O segundo cozinheiro tem salário de R$ 11.071,59 por nove horas de trabalho de segunda a sexta-feira .
valores das contratações – Foto: Divulgação
Os serviços são terceirizados e na mesma publicação está registrada também a contratação de dois serventes e um zelador. Os serventes têm salário de R$ 18.599,82 cada e o zelador R$ 10.394,00.
O valor estimado para os 180 dias de contrato é de R$ 362.715,78.

O salário da vice-governadora é de R$ 25.322,25.
Contraponto
Em nota, a vice-governadora rebate os valores e explica que se trata de todo o custo mensal, pois justifica que as quantias “dizem respeito ao custo de cada posto de serviço e não de salários individuais. Os valores correspondem aos salários, aos custos de natureza previdenciária, fiscal, trabalhista e demais encargos, além dos honorários dos prestadores de serviço”.
De acordo com a vice-governadora, ainda na nota enviada, foi um um “processo de contratação emergencial por 180 dias para prestação de serviços terceirizados na residência oficial, enquanto está em andamento o processo licitatório conduzido pela Secretaria de Estado da Administração”.

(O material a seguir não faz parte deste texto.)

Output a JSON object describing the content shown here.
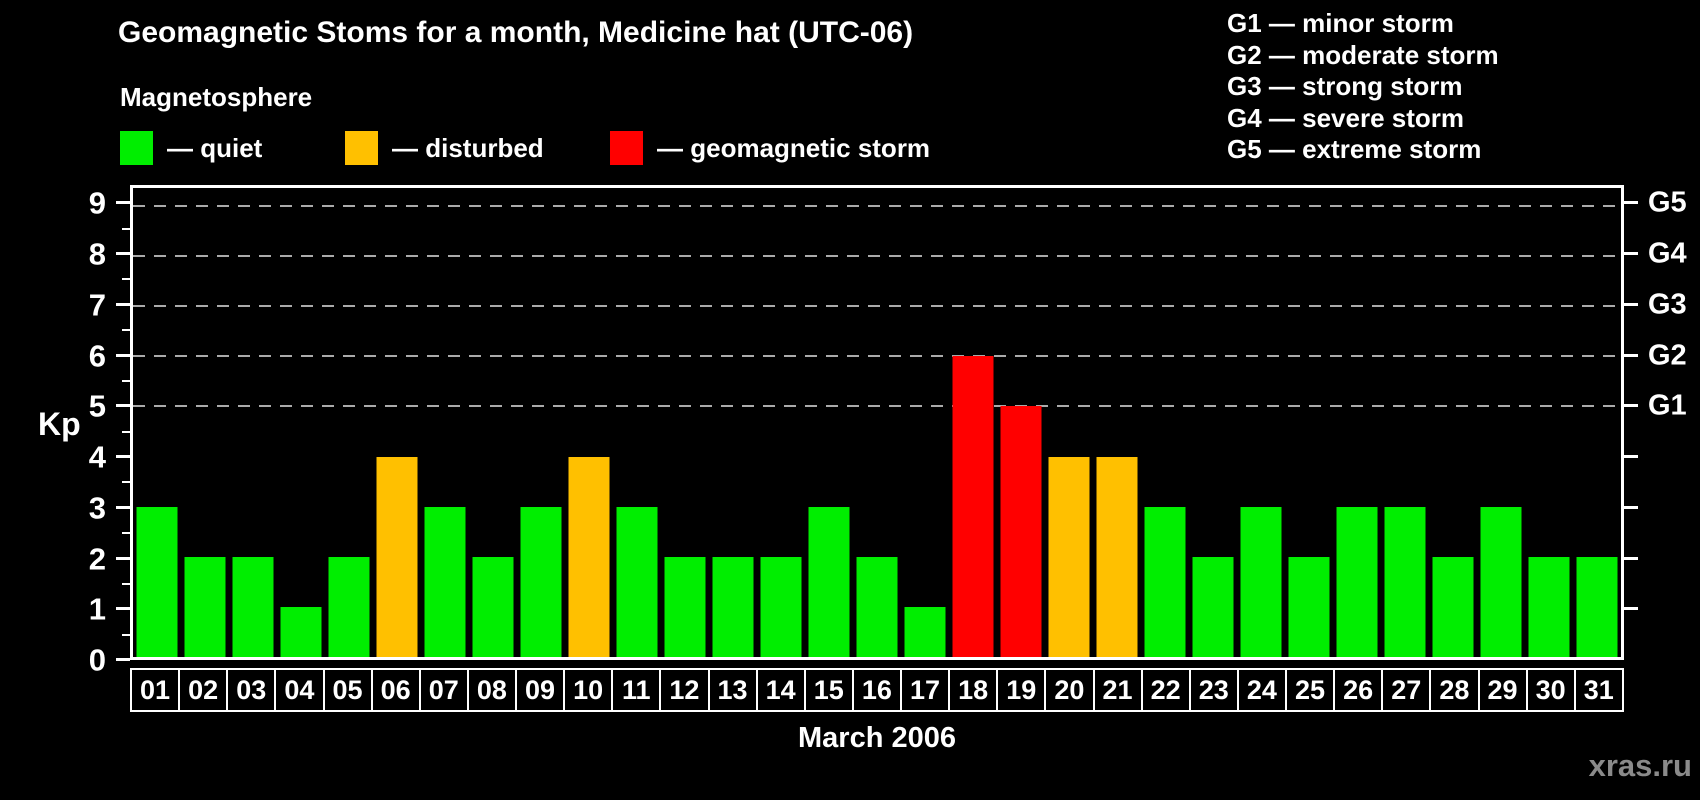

A justificativa do governo é a de que “a empresa (terceirizada) anterior não estava cumprindo com o pagamento dos funcionários e não mantinha suas condições de habilitação para a prorrogação do contrato”, e que este novo contrato resultou em uma economia de 29,5% para os cofres públicos, pois houve uma diminuição de 10 postos de serviço para 05 postos de serviço, R$ 151.685,76 a menos para o período de contratação.
Toda explicação não elimina o custo e a lembrança de que quando a prestação de serviço é para o poder público os valores são maiores.